This morning I got upset at my wife for leaving the minivan running for sixteen hours. I meant to remind her, but I vent at her instead. I drove to work feeling terrible. Why did I let such a stupid little thing got to me? I immediately apologized when I arrived at work.
In the past few months, I noticed a change in me. I get irritated easily about every little thing and it is fucking up my head. How have I become this way? Stress? Anxiety? Lack of sleep? I am not making any excuse for myself and my behavior. I need to change. I need to refocus my priorities. Letting go of all the things that are out of my control.

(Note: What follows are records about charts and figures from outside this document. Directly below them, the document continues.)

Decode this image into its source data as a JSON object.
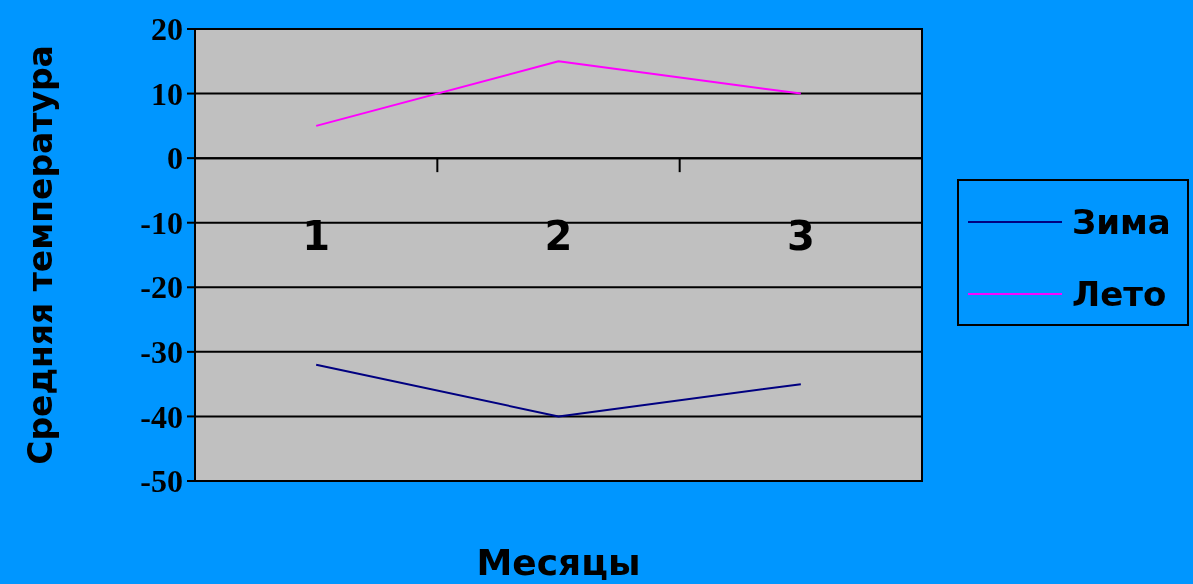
{
  "chart_data": {
    "type": "line",
    "xlabel": "Месяцы",
    "ylabel": "Средняя температура",
    "categories": [
      "1",
      "2",
      "3"
    ],
    "series": [
      {
        "name": "Зима",
        "color": "#000080",
        "values": [
          -32,
          -40,
          -35
        ]
      },
      {
        "name": "Лето",
        "color": "#ff00ff",
        "values": [
          5,
          15,
          10
        ]
      }
    ],
    "ylim": [
      -50,
      20
    ],
    "yticks": [
      -50,
      -40,
      -30,
      -20,
      -10,
      0,
      10,
      20
    ],
    "grid": "y",
    "legend": "right",
    "marker": "none",
    "line_style": "solid"
  }
}
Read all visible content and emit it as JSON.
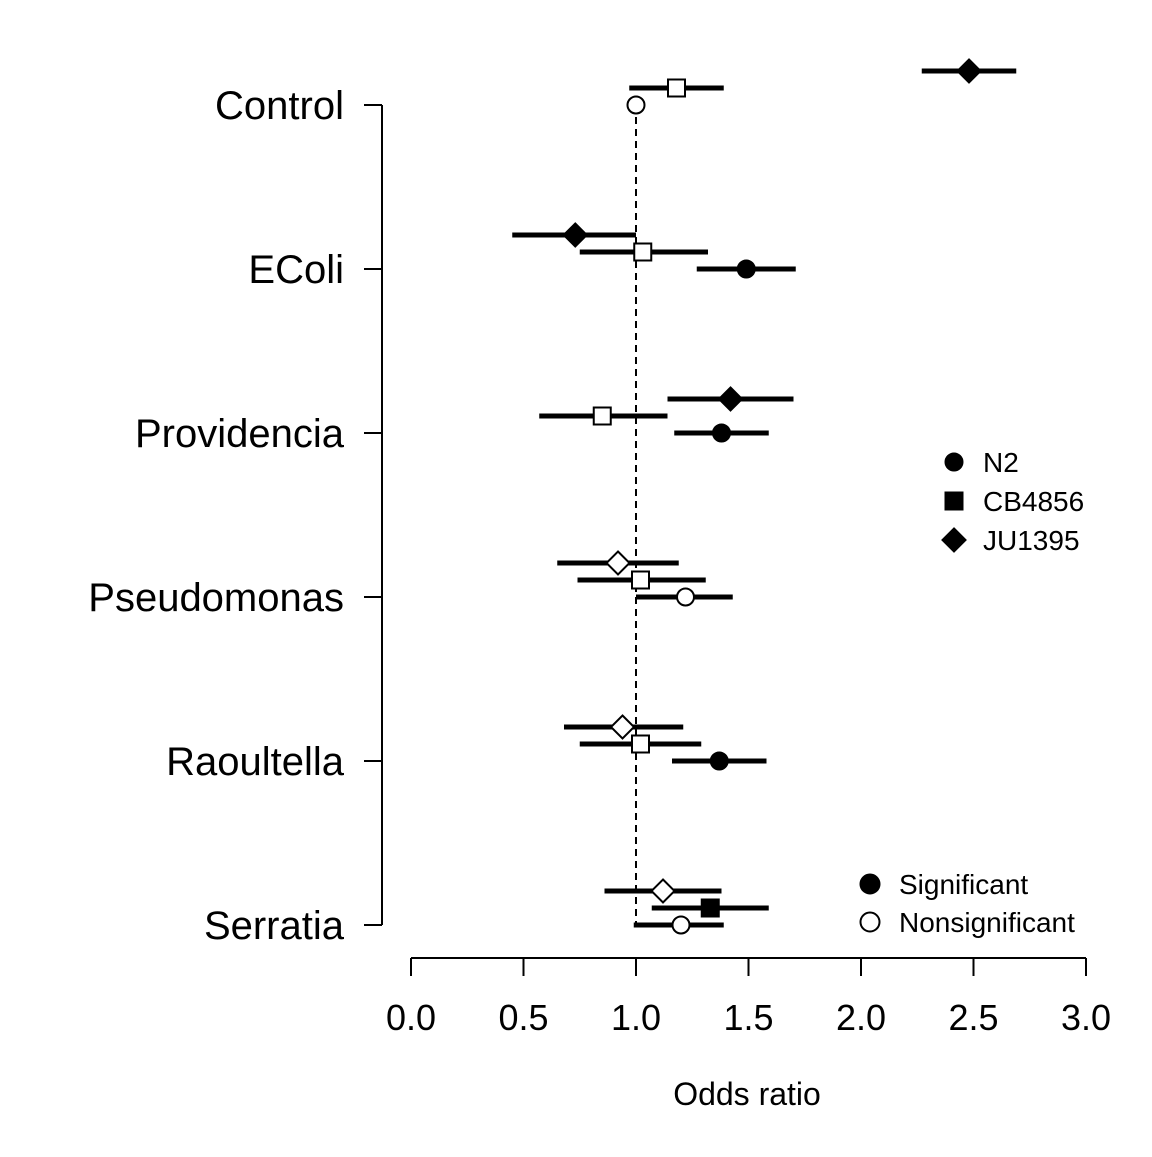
{
  "chart_data": {
    "type": "scatter",
    "title": "",
    "xlabel": "Odds ratio",
    "ylabel": "",
    "xlim": [
      0,
      3
    ],
    "x_ticks": [
      "0.0",
      "0.5",
      "1.0",
      "1.5",
      "2.0",
      "2.5",
      "3.0"
    ],
    "reference_line": {
      "x": 1.0,
      "style": "dashed"
    },
    "grid": false,
    "categories": [
      "Control",
      "EColi",
      "Providencia",
      "Pseudomonas",
      "Raoultella",
      "Serratia"
    ],
    "strains": [
      {
        "name": "N2",
        "shape": "circle"
      },
      {
        "name": "CB4856",
        "shape": "square"
      },
      {
        "name": "JU1395",
        "shape": "diamond"
      }
    ],
    "significance_legend": [
      {
        "label": "Significant",
        "fill": "#000000"
      },
      {
        "label": "Nonsignificant",
        "fill": "#ffffff"
      }
    ],
    "legend_placement": "right",
    "series": [
      {
        "name": "N2",
        "points": [
          {
            "category": "Control",
            "or": 1.0,
            "lo": 1.0,
            "hi": 1.0,
            "significant": false
          },
          {
            "category": "EColi",
            "or": 1.49,
            "lo": 1.27,
            "hi": 1.71,
            "significant": true
          },
          {
            "category": "Providencia",
            "or": 1.38,
            "lo": 1.17,
            "hi": 1.59,
            "significant": true
          },
          {
            "category": "Pseudomonas",
            "or": 1.22,
            "lo": 1.0,
            "hi": 1.43,
            "significant": false
          },
          {
            "category": "Raoultella",
            "or": 1.37,
            "lo": 1.16,
            "hi": 1.58,
            "significant": true
          },
          {
            "category": "Serratia",
            "or": 1.2,
            "lo": 0.99,
            "hi": 1.39,
            "significant": false
          }
        ]
      },
      {
        "name": "CB4856",
        "points": [
          {
            "category": "Control",
            "or": 1.18,
            "lo": 0.97,
            "hi": 1.39,
            "significant": false
          },
          {
            "category": "EColi",
            "or": 1.03,
            "lo": 0.75,
            "hi": 1.32,
            "significant": false
          },
          {
            "category": "Providencia",
            "or": 0.85,
            "lo": 0.57,
            "hi": 1.14,
            "significant": false
          },
          {
            "category": "Pseudomonas",
            "or": 1.02,
            "lo": 0.74,
            "hi": 1.31,
            "significant": false
          },
          {
            "category": "Raoultella",
            "or": 1.02,
            "lo": 0.75,
            "hi": 1.29,
            "significant": false
          },
          {
            "category": "Serratia",
            "or": 1.33,
            "lo": 1.07,
            "hi": 1.59,
            "significant": true
          }
        ]
      },
      {
        "name": "JU1395",
        "points": [
          {
            "category": "Control",
            "or": 2.48,
            "lo": 2.27,
            "hi": 2.69,
            "significant": true
          },
          {
            "category": "EColi",
            "or": 0.73,
            "lo": 0.45,
            "hi": 1.0,
            "significant": true
          },
          {
            "category": "Providencia",
            "or": 1.42,
            "lo": 1.14,
            "hi": 1.7,
            "significant": true
          },
          {
            "category": "Pseudomonas",
            "or": 0.92,
            "lo": 0.65,
            "hi": 1.19,
            "significant": false
          },
          {
            "category": "Raoultella",
            "or": 0.94,
            "lo": 0.68,
            "hi": 1.21,
            "significant": false
          },
          {
            "category": "Serratia",
            "or": 1.12,
            "lo": 0.86,
            "hi": 1.38,
            "significant": false
          }
        ]
      }
    ]
  }
}
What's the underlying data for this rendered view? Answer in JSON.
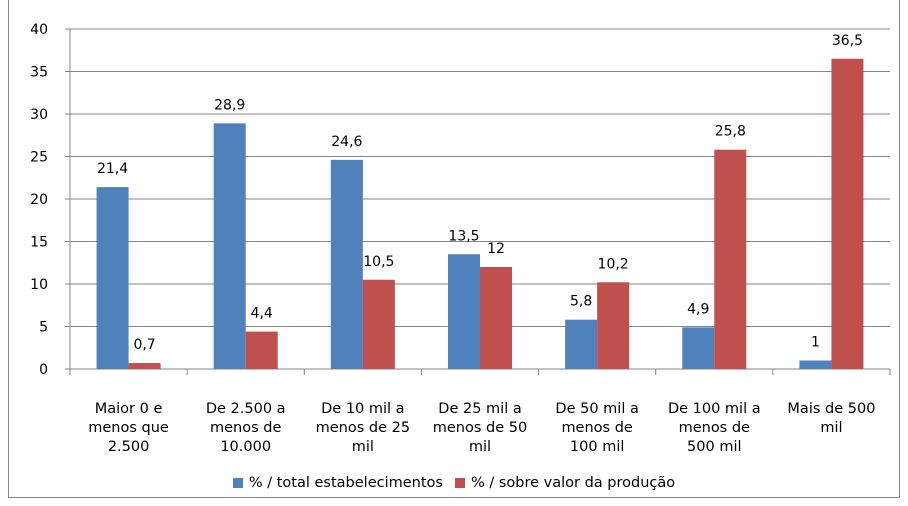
{
  "chart_data": {
    "type": "bar",
    "categories": [
      "Maior 0 e menos que 2.500",
      "De 2.500 a menos de 10.000",
      "De 10 mil a menos de 25 mil",
      "De 25 mil a menos de 50 mil",
      "De 50 mil a menos de 100 mil",
      "De 100 mil a menos de 500 mil",
      "Mais de 500 mil"
    ],
    "category_lines": [
      [
        "Maior 0 e",
        "menos que",
        "2.500"
      ],
      [
        "De 2.500 a",
        "menos de",
        "10.000"
      ],
      [
        "De 10 mil a",
        "menos de 25",
        "mil"
      ],
      [
        "De 25 mil a",
        "menos de 50",
        "mil"
      ],
      [
        "De 50 mil a",
        "menos de",
        "100 mil"
      ],
      [
        "De 100 mil a",
        "menos de",
        "500 mil"
      ],
      [
        "Mais de 500",
        "mil"
      ]
    ],
    "series": [
      {
        "name": "% / total estabelecimentos",
        "color": "#4F81BD",
        "values": [
          21.4,
          28.9,
          24.6,
          13.5,
          5.8,
          4.9,
          1
        ],
        "labels": [
          "21,4",
          "28,9",
          "24,6",
          "13,5",
          "5,8",
          "4,9",
          "1"
        ]
      },
      {
        "name": "% / sobre valor da produção",
        "color": "#C0504D",
        "values": [
          0.7,
          4.4,
          10.5,
          12,
          10.2,
          25.8,
          36.5
        ],
        "labels": [
          "0,7",
          "4,4",
          "10,5",
          "12",
          "10,2",
          "25,8",
          "36,5"
        ]
      }
    ],
    "ylim": [
      0,
      40
    ],
    "yticks": [
      0,
      5,
      10,
      15,
      20,
      25,
      30,
      35,
      40
    ],
    "grid": true,
    "legend": "bottom"
  }
}
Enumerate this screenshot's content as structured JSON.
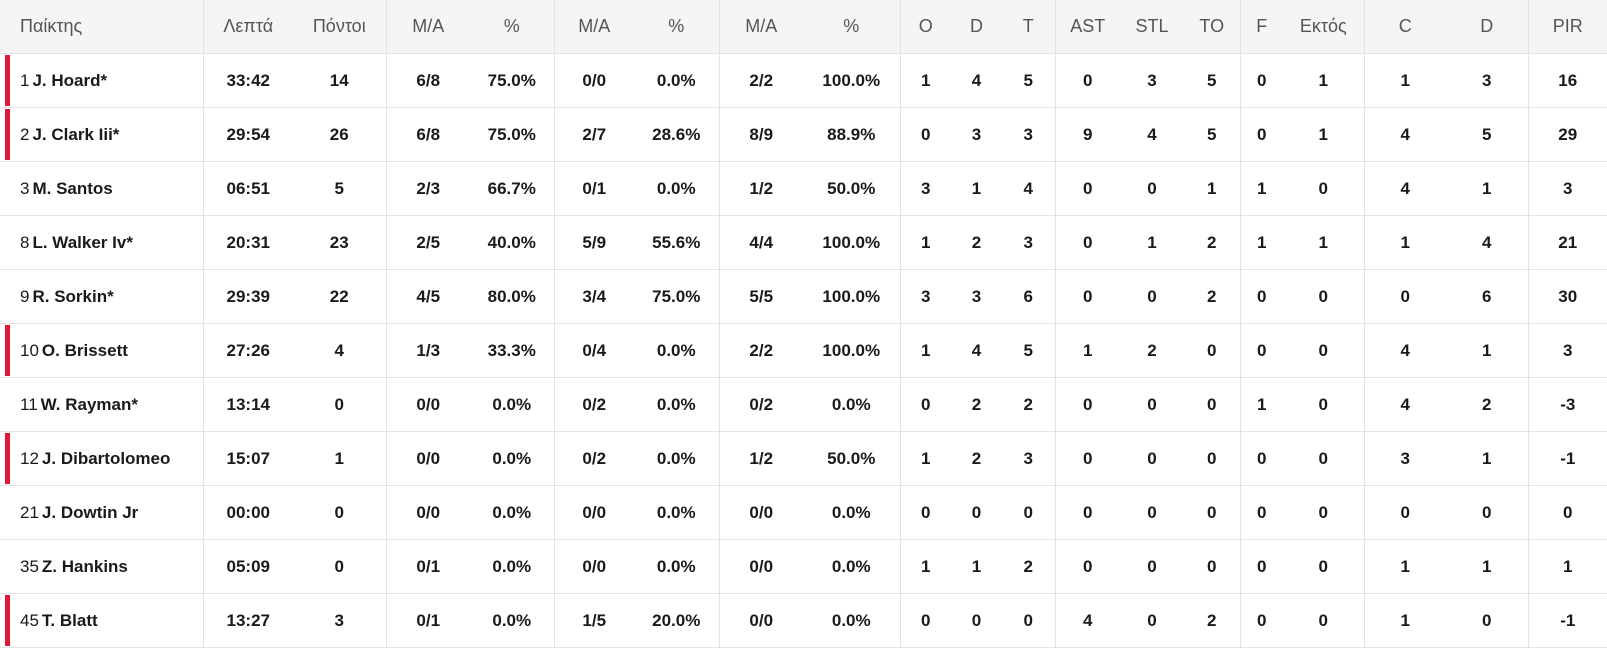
{
  "accent_color": "#e0193a",
  "headers": [
    "Παίκτης",
    "Λεπτά",
    "Πόντοι",
    "Μ/Α",
    "%",
    "Μ/Α",
    "%",
    "Μ/Α",
    "%",
    "O",
    "D",
    "T",
    "AST",
    "STL",
    "TO",
    "F",
    "Εκτός",
    "C",
    "D",
    "PIR"
  ],
  "rows": [
    {
      "num": "1",
      "name": "J. Hoard*",
      "marked": true,
      "stats": [
        "33:42",
        "14",
        "6/8",
        "75.0%",
        "0/0",
        "0.0%",
        "2/2",
        "100.0%",
        "1",
        "4",
        "5",
        "0",
        "3",
        "5",
        "0",
        "1",
        "1",
        "3",
        "16"
      ]
    },
    {
      "num": "2",
      "name": "J. Clark Iii*",
      "marked": true,
      "stats": [
        "29:54",
        "26",
        "6/8",
        "75.0%",
        "2/7",
        "28.6%",
        "8/9",
        "88.9%",
        "0",
        "3",
        "3",
        "9",
        "4",
        "5",
        "0",
        "1",
        "4",
        "5",
        "29"
      ]
    },
    {
      "num": "3",
      "name": "M. Santos",
      "marked": false,
      "stats": [
        "06:51",
        "5",
        "2/3",
        "66.7%",
        "0/1",
        "0.0%",
        "1/2",
        "50.0%",
        "3",
        "1",
        "4",
        "0",
        "0",
        "1",
        "1",
        "0",
        "4",
        "1",
        "3"
      ]
    },
    {
      "num": "8",
      "name": "L. Walker Iv*",
      "marked": false,
      "stats": [
        "20:31",
        "23",
        "2/5",
        "40.0%",
        "5/9",
        "55.6%",
        "4/4",
        "100.0%",
        "1",
        "2",
        "3",
        "0",
        "1",
        "2",
        "1",
        "1",
        "1",
        "4",
        "21"
      ]
    },
    {
      "num": "9",
      "name": "R. Sorkin*",
      "marked": false,
      "stats": [
        "29:39",
        "22",
        "4/5",
        "80.0%",
        "3/4",
        "75.0%",
        "5/5",
        "100.0%",
        "3",
        "3",
        "6",
        "0",
        "0",
        "2",
        "0",
        "0",
        "0",
        "6",
        "30"
      ]
    },
    {
      "num": "10",
      "name": "O. Brissett",
      "marked": true,
      "stats": [
        "27:26",
        "4",
        "1/3",
        "33.3%",
        "0/4",
        "0.0%",
        "2/2",
        "100.0%",
        "1",
        "4",
        "5",
        "1",
        "2",
        "0",
        "0",
        "0",
        "4",
        "1",
        "3"
      ]
    },
    {
      "num": "11",
      "name": "W. Rayman*",
      "marked": false,
      "stats": [
        "13:14",
        "0",
        "0/0",
        "0.0%",
        "0/2",
        "0.0%",
        "0/2",
        "0.0%",
        "0",
        "2",
        "2",
        "0",
        "0",
        "0",
        "1",
        "0",
        "4",
        "2",
        "-3"
      ]
    },
    {
      "num": "12",
      "name": "J. Dibartolomeo",
      "marked": true,
      "stats": [
        "15:07",
        "1",
        "0/0",
        "0.0%",
        "0/2",
        "0.0%",
        "1/2",
        "50.0%",
        "1",
        "2",
        "3",
        "0",
        "0",
        "0",
        "0",
        "0",
        "3",
        "1",
        "-1"
      ]
    },
    {
      "num": "21",
      "name": "J. Dowtin Jr",
      "marked": false,
      "stats": [
        "00:00",
        "0",
        "0/0",
        "0.0%",
        "0/0",
        "0.0%",
        "0/0",
        "0.0%",
        "0",
        "0",
        "0",
        "0",
        "0",
        "0",
        "0",
        "0",
        "0",
        "0",
        "0"
      ]
    },
    {
      "num": "35",
      "name": "Z. Hankins",
      "marked": false,
      "stats": [
        "05:09",
        "0",
        "0/1",
        "0.0%",
        "0/0",
        "0.0%",
        "0/0",
        "0.0%",
        "1",
        "1",
        "2",
        "0",
        "0",
        "0",
        "0",
        "0",
        "1",
        "1",
        "1"
      ]
    },
    {
      "num": "45",
      "name": "T. Blatt",
      "marked": true,
      "stats": [
        "13:27",
        "3",
        "0/1",
        "0.0%",
        "1/5",
        "20.0%",
        "0/0",
        "0.0%",
        "0",
        "0",
        "0",
        "4",
        "0",
        "2",
        "0",
        "0",
        "1",
        "0",
        "-1"
      ]
    }
  ]
}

Two weeks ago while on vacation, I came across the book that could help me fight my demon. I picked up Richard Carlson’s Don’t Sweat the Small Stuff… and it’s all small stuff out of a bargain bin. The book has 100 advices and each one makes a good blog post, which is perfect for quick reads. The advices that speak to me include: “Ask yourself the Question, ‘Will This Matter a Year From Now?’,” “Surrender to the Fact that Life Isn’t Fair,” “Resist the Urge to Criticize,” “Think of What You Have Instead of What You Want,” “Practice Ignoring Your Negative Thoughts,” and “Be Happy Where You Are.”
Like what I had done this morning, I am applying these advices into my life. I am working out my flaws, emotions, and irritations. I can do it if I can let go off the little things that do nothing good for me except driving me crazy.